Y el elegido era un tal Pablo Motos. En aquellos tiempos, Pablo Motos era un tipo bastante desconocido. No obstante, yo sabía quién era gracias a algún monólogo suyo en los primeros tiempos de El Club de la Comedia, programa del que era guionista. No me parecían malas referencias, así que me decidí a darle un voto de confianza, empujado también por la costumbre, esa fuerza irrefrenable, que me llevaba a programar el despertador de mi minicadena en M-80. Y hasta hoy.
No deja de ser especial el vínculo afectivo que se establece a través de la radio, diferente por completo al existente entre el televidente y el conductor de un programa. La radio es un medio más cercano, más íntimo, más propicio para que haya una relación más personal. Y a uno se le va creando poco a poco la sensación de que estas personas van formando parte de su vida.

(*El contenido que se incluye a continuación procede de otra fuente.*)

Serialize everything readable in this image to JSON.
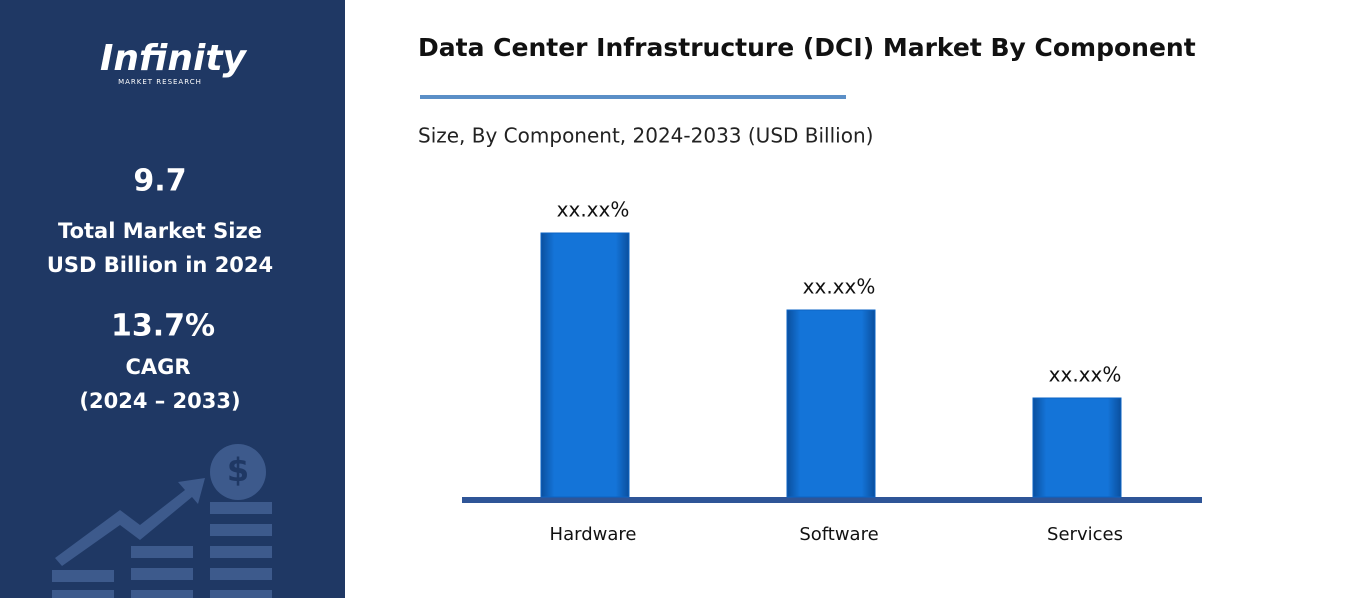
{
  "sidebar": {
    "logo": {
      "name": "Infinity",
      "tagline": "MARKET RESEARCH"
    },
    "market_size": {
      "value": "9.7",
      "label_line1": "Total Market Size",
      "label_line2": "USD Billion in 2024"
    },
    "cagr": {
      "value": "13.7%",
      "label": "CAGR",
      "period": "(2024 – 2033)"
    }
  },
  "chart_data": {
    "type": "bar",
    "title": "Data Center Infrastructure (DCI) Market By Component",
    "subtitle": "Size, By Component, 2024-2033 (USD Billion)",
    "categories": [
      "Hardware",
      "Software",
      "Services"
    ],
    "values": [
      48,
      34,
      18
    ],
    "value_labels": [
      "xx.xx%",
      "xx.xx%",
      "xx.xx%"
    ],
    "color": "#0b63c4"
  }
}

Éste ha sido, sin duda, mi caso con No Somos Nadie. No en vano, me despertaba con Pablo Motos y su equipo, desayunaba con ellos, me comía los atascos camino de la universidad con ellos, hacía cola para mis análisis de sangre o esperaba para entrar en el médico con ellos, voy al trabajo con ellos. Y ahora se han ido. Cinco años después, No Somos Nadie se ha despedido de su audiencia, y uno no puede evitar sentir una cierta tristeza. Vale, sí, que se van a la tele, pero no creo que sea igual. La magia de la radio, creo que lo llaman. De hecho, el programa que ya echan por la tele no engancha tanto como por la radio pese a que básicamente hacen lo mismo (o puede que precisamente por eso, quién sabe), hasta el punto de haber empezado a granjearse declarados detractores, como es el caso de Hugo. Además, dudo mucho que este programa sea trasladable al día a día televisivo.
En fin, que hoy ando un poco nostálgico. Tantos kioskos, raps, pensamientos paralelos (y paralelas), momentos teniente, consultorios seximentales, monólogos, dudas existenciales, odios; tantas y tantas cosas tendrán que buscarse ahora un huequecito en mi memoria.
Termino con la sonrisa en la boca que siempre me deja uno de los grandes temas que compondría la banda sonora de este programa: Vampiresada.
Que vuestra sonrisa os acompañe siempre.